Kruger won't name the mills he works with in Pennsylvania, Connecticut and upstate New York for fear others will invade his turf. 

"There are a handful of mills that do this and from that handful I've weeded out those that have a larger selection," he said. 

Most customers want a large single slab of wood made into a coffee table, dining room table, desk or end table by the addition of iron fixtures, pipes or wooden legs, Kruger said. 

Fallen Industry has shipped pieces to Los Angeles and Chicago, while in the city many of the company's customers hail from the Financial District.

Every piece is custom-made. Customers can browse the showroom for inspiration and then make requests.

Kruger then goes out in search of a piece of wood that fits their specifications. Once the wood is agreed upon, he asks for a 50 percent deposit, and the piece is typically ready in three weeks, he said. 

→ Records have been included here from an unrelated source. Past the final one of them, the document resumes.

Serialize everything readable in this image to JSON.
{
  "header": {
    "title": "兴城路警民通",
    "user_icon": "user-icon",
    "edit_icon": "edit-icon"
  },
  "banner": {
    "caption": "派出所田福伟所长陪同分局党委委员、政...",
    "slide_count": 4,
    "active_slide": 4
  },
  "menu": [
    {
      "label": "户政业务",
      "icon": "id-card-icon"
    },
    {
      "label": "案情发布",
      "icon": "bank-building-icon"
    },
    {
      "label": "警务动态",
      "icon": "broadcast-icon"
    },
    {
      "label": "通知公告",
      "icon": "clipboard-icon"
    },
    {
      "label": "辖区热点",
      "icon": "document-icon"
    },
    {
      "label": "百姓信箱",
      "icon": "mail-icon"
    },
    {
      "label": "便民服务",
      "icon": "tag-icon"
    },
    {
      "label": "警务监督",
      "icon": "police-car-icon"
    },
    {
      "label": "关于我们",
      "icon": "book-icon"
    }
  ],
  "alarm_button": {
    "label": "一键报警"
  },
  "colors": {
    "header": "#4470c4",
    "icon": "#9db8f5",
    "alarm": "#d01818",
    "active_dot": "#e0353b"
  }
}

A coffee table costs between $1,200 and $1,500, a desk between $1,500 and $2,500, and a dining room table between $2,500 and $5,000. 

"Width is what usually brings up the price," he said, as does endangered wood that is in high demand, like walnut.

"It's not IKEA, but it's much less than designers charge," Kruger said.

And the fallen wood appeals to customers who like the idea of recycling to create furniture. 

"Customers that can afford it can afford to have those kinds of principles," Kruger said.

Kruger's dream is to make Fallen Industry his full-time work. For now, he has to squeeze commissions around his work as a creative director at the advertising company Della Famina — which often means working early in the morning or sneaking down to his basement studio at 2 a.m.

He'd also like to open a store Downtown, eventually. 

"The materials are not cheap, transportation is a pain and the work's not easy, but the pieces come out phenomenal," Kruger said.